The reason for the above is that all the low-wing nose-driven prop types (of some weight and power at least)
lose turning Power compared to what is available to similar straight-wing jets. My contention is that some of the prop types lose less, some of the prop types lose more. There is
nothing that involves "extra" turning Power here...
The real problem, with my idea, is that there is a requirement for an extra lift Force to compensate for the huge lift Force loss needed to stabilize the nose thrust location higher vs the trajectory. Once the nose is lifted to the new AoA, there is no movement to keep it there: Just Forces.
The problem of this extra lift Force is that it seems to mean there is more lift Force available in turning flight than what is seen in wind tunnels: This extra Force can't come from nowhere: For a wing to maintain easily a powered nose at a more upward angle,
there is apparently extra Force to be found in curved airflow, just like your arm will find extra Force pulling on a pulley... How it does that is the real problem...

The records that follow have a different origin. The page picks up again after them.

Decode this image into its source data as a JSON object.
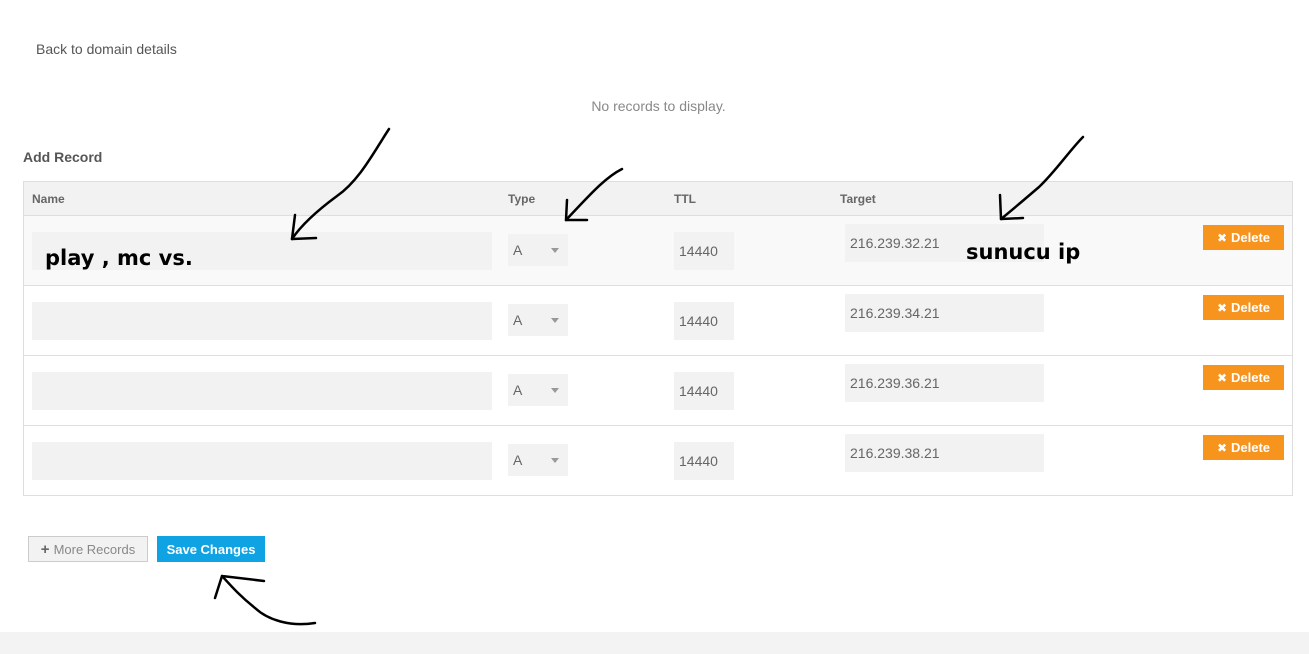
{
  "back_link": "Back to domain details",
  "empty_message": "No records to display.",
  "section_title": "Add Record",
  "columns": {
    "name": "Name",
    "type": "Type",
    "ttl": "TTL",
    "target": "Target"
  },
  "records": [
    {
      "name": "",
      "type": "A",
      "ttl": "14440",
      "target": "216.239.32.21",
      "delete_label": "Delete"
    },
    {
      "name": "",
      "type": "A",
      "ttl": "14440",
      "target": "216.239.34.21",
      "delete_label": "Delete"
    },
    {
      "name": "",
      "type": "A",
      "ttl": "14440",
      "target": "216.239.36.21",
      "delete_label": "Delete"
    },
    {
      "name": "",
      "type": "A",
      "ttl": "14440",
      "target": "216.239.38.21",
      "delete_label": "Delete"
    }
  ],
  "buttons": {
    "more_records": "More Records",
    "save_changes": "Save Changes"
  },
  "annotations": {
    "name_note": "play , mc vs.",
    "target_note": "sunucu ip"
  },
  "colors": {
    "delete": "#f7941d",
    "save": "#0fa3e4",
    "annotation_ink": "#000000"
  }
}
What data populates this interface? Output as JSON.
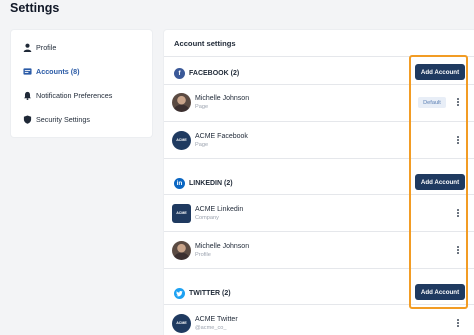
{
  "page": {
    "title": "Settings"
  },
  "sidebar": {
    "items": [
      {
        "label": "Profile",
        "icon": "person-icon",
        "active": false
      },
      {
        "label": "Accounts (8)",
        "icon": "accounts-icon",
        "active": true
      },
      {
        "label": "Notification Preferences",
        "icon": "bell-icon",
        "active": false
      },
      {
        "label": "Security Settings",
        "icon": "shield-icon",
        "active": false
      }
    ]
  },
  "main": {
    "title": "Account settings",
    "add_label": "Add Account",
    "sections": [
      {
        "label": "FACEBOOK (2)",
        "icon": "facebook-icon",
        "accounts": [
          {
            "name": "Michelle Johnson",
            "type": "Page",
            "badge": "Default"
          },
          {
            "name": "ACME Facebook",
            "type": "Page"
          }
        ]
      },
      {
        "label": "LINKEDIN (2)",
        "icon": "linkedin-icon",
        "accounts": [
          {
            "name": "ACME Linkedin",
            "type": "Company"
          },
          {
            "name": "Michelle Johnson",
            "type": "Profile"
          }
        ]
      },
      {
        "label": "TWITTER (2)",
        "icon": "twitter-icon",
        "accounts": [
          {
            "name": "ACME Twitter",
            "type": "@acme_co_"
          }
        ]
      }
    ]
  },
  "logo_text": "ACME",
  "colors": {
    "accent": "#1f3a60",
    "active_link": "#2a5aa6",
    "highlight": "#f29c24",
    "facebook": "#3b5998",
    "linkedin": "#0a66c2",
    "twitter": "#1da1f2"
  }
}
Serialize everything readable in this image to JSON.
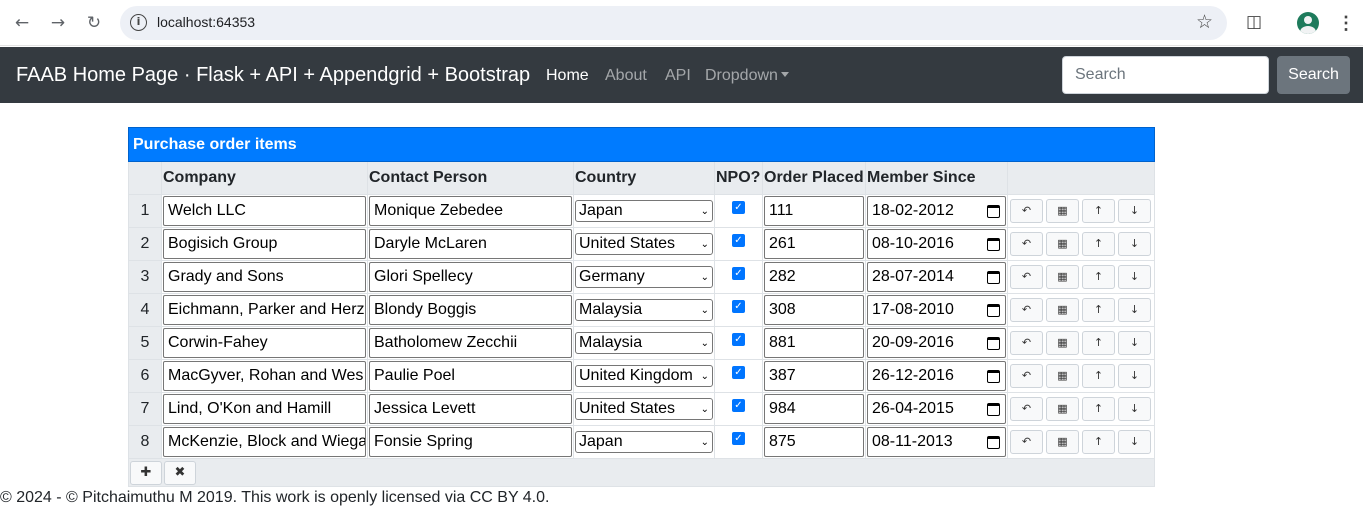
{
  "browser": {
    "url": "localhost:64353",
    "back_icon": "arrow-left-icon",
    "forward_icon": "arrow-right-icon",
    "reload_icon": "reload-icon"
  },
  "navbar": {
    "brand": "FAAB Home Page · Flask + API + Appendgrid + Bootstrap",
    "links": [
      "Home",
      "About",
      "API",
      "Dropdown"
    ],
    "search_placeholder": "Search",
    "search_button": "Search"
  },
  "grid": {
    "caption": "Purchase order items",
    "columns": [
      "Company",
      "Contact Person",
      "Country",
      "NPO?",
      "Order Placed",
      "Member Since"
    ],
    "rows": [
      {
        "num": "1",
        "company": "Welch LLC",
        "contact": "Monique Zebedee",
        "country": "Japan",
        "npo": true,
        "order": "111",
        "since": "18-02-2012"
      },
      {
        "num": "2",
        "company": "Bogisich Group",
        "contact": "Daryle McLaren",
        "country": "United States",
        "npo": true,
        "order": "261",
        "since": "08-10-2016"
      },
      {
        "num": "3",
        "company": "Grady and Sons",
        "contact": "Glori Spellecy",
        "country": "Germany",
        "npo": true,
        "order": "282",
        "since": "28-07-2014"
      },
      {
        "num": "4",
        "company": "Eichmann, Parker and Herz",
        "contact": "Blondy Boggis",
        "country": "Malaysia",
        "npo": true,
        "order": "308",
        "since": "17-08-2010"
      },
      {
        "num": "5",
        "company": "Corwin-Fahey",
        "contact": "Batholomew Zecchii",
        "country": "Malaysia",
        "npo": true,
        "order": "881",
        "since": "20-09-2016"
      },
      {
        "num": "6",
        "company": "MacGyver, Rohan and Wes",
        "contact": "Paulie Poel",
        "country": "United Kingdom",
        "npo": true,
        "order": "387",
        "since": "26-12-2016"
      },
      {
        "num": "7",
        "company": "Lind, O'Kon and Hamill",
        "contact": "Jessica Levett",
        "country": "United States",
        "npo": true,
        "order": "984",
        "since": "26-04-2015"
      },
      {
        "num": "8",
        "company": "McKenzie, Block and Wiega",
        "contact": "Fonsie Spring",
        "country": "Japan",
        "npo": true,
        "order": "875",
        "since": "08-11-2013"
      }
    ],
    "row_action_icons": [
      "insert-icon",
      "remove-icon",
      "move-up-icon",
      "move-down-icon"
    ],
    "footer_icons": [
      "append-icon",
      "remove-last-icon"
    ]
  },
  "footer": {
    "text": "© 2024 - © Pitchaimuthu M 2019. This work is openly licensed via CC BY 4.0."
  }
}
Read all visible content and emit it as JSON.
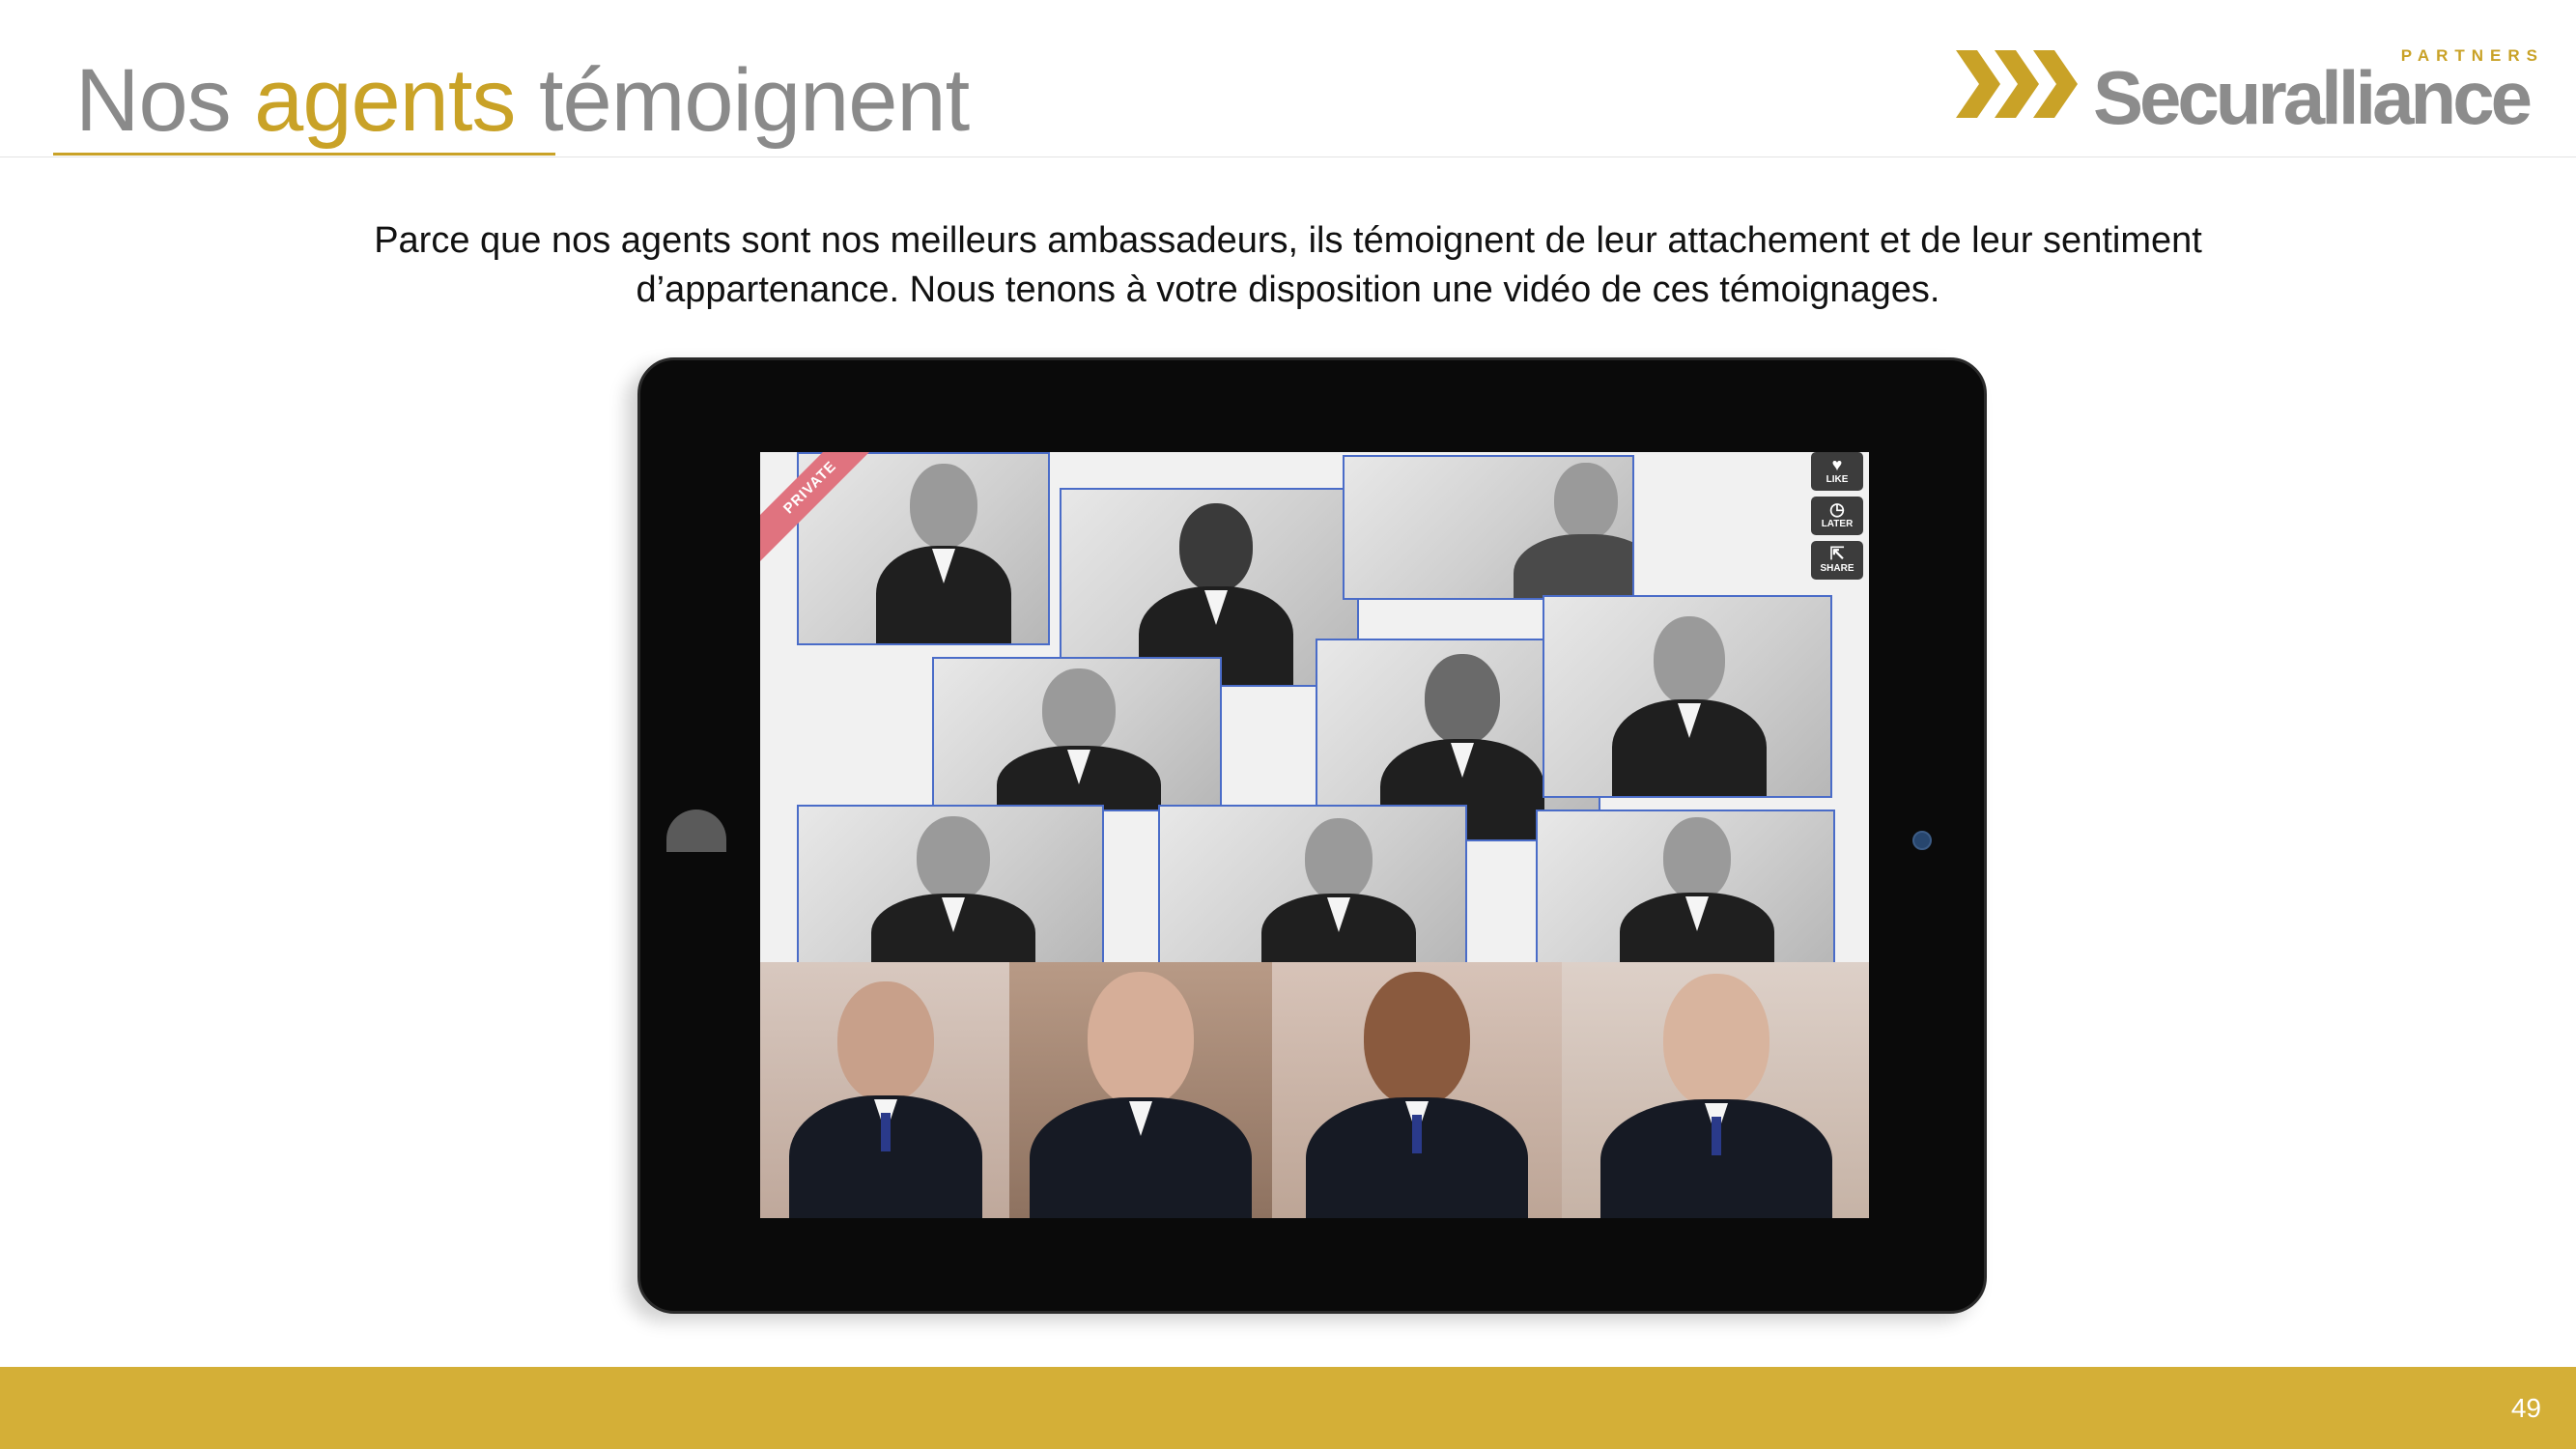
{
  "header": {
    "title_part1": "Nos ",
    "title_accent": "agents",
    "title_part2": " témoignent"
  },
  "logo": {
    "brand": "Securalliance",
    "tagline": "PARTNERS",
    "icon": "triple-chevron-logo-icon"
  },
  "intro": {
    "line1": "Parce que nos agents sont nos meilleurs ambassadeurs, ils témoignent de leur attachement et de leur sentiment",
    "line2": "d’appartenance. Nous tenons à votre disposition une vidéo de ces témoignages."
  },
  "video": {
    "badge": "PRIVATE",
    "actions": [
      {
        "label": "LIKE",
        "icon": "heart-icon"
      },
      {
        "label": "LATER",
        "icon": "clock-icon"
      },
      {
        "label": "SHARE",
        "icon": "share-icon"
      }
    ]
  },
  "colors": {
    "accent": "#c9a227",
    "footer": "#d4af37",
    "title_gray": "#8a8a8a"
  },
  "footer": {
    "page_number": "49"
  }
}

If the object is too heavy and the pulley doesn't lift it, your effort remains just Force, but that doesn't mean you don't lose your available physical Power pulling on it... Or that you would not lose
more available "Power" for applying the same Force with a smaller pulley... Well the Spitfire has a smaller pulley, so it loses more lifting Power than the FW-190A, which doesn't mean the FW-190A ever "gained" anything...
The "curved airflow pulley" is here to help hold the nose up into the turn, which contributes
no Power to pulling the aircraft up into the turn: On the contrary it subtracts from it... I don't think there is any physical law that says that a Force cannot reduce the effective motion of a given Power...
The Fw-190A certainly doesn't gain 25% per turn on a Spitfire Mk XIV, so it would still get creamed by the Vampire... Its turn Power potential is way below the Spitfire Mk XIV, but it just doesn't lose turn Power potential, to waste it on Force, as much as the Spitfire does.
Gaston